Der ausschlaggebende Punkt für die Entscheidung war dabei das Unglück, das sich vor wenigen Tagen in der im Norden Italiens gelegenen Stadt Genua ereignete. So stürzte hier aufgrund schwieriger Wetterverhältnisse eine Autobahnbrücke in sich zusammen und begrub mehrere Dutzend Menschen unter sich, die allesamt starben. Wie die Behörden erklärten wäre dieser Vorfall leicht vermeidbar gewesen, wenn man die Brücke nur anständig saniert hätte. Bulgarien reagiert nun als eines der ersten Länder auf das Unglück und gab bekannt seine eigenen maroden Brücken im Land umfassend sanieren zu wollen.
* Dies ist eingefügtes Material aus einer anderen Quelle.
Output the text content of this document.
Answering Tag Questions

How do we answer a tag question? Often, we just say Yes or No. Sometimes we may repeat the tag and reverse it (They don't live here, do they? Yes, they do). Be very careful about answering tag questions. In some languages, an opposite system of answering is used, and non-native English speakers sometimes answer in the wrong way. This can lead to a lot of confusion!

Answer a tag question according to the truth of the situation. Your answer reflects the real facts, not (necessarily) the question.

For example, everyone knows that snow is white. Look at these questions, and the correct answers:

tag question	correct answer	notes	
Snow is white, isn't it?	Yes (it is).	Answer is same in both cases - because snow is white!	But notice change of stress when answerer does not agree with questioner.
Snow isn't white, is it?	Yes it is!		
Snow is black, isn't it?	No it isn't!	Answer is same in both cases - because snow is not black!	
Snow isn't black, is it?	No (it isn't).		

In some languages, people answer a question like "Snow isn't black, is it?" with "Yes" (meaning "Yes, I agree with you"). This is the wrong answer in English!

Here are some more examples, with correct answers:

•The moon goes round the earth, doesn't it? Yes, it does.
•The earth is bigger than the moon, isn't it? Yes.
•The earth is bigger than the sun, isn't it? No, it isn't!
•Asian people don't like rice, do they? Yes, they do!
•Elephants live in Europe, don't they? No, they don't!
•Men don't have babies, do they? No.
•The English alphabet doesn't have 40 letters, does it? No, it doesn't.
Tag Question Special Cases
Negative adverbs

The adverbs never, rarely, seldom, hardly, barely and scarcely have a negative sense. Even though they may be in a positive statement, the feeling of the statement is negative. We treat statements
Ganz genau sollen 211 Brücken im Land saniert werden. Dabei handelt es sich um Bauten, die 35 Jahre und älter sind. Diese seien bisher nie gründliche renoviert worden und einige von ihnen nicht einmal zum Teil, wie Nikolaj Nankow, der Minister für regionale Entwicklung des Landes bekannt gab. Unter diesen Brücken sind auch 34 Brücken, die Teil von Autobahnen sind. Ganze 17 dieser Brücken befänden sich derzeit in einem bedenklichen Zustand. Diese Brücken haben bei der Sanierung klare Priorität, da von ihnen die größte Gefahr für die Nutzer ausgeht. Sind sie erst einmal saniert sollen auch die weiteren Brücken erneuert werden. Sind die 211 jetzt ausgeschriebene Brücken fertig, so geht es an die anderen Brücken des Landes und ihre Sanierung.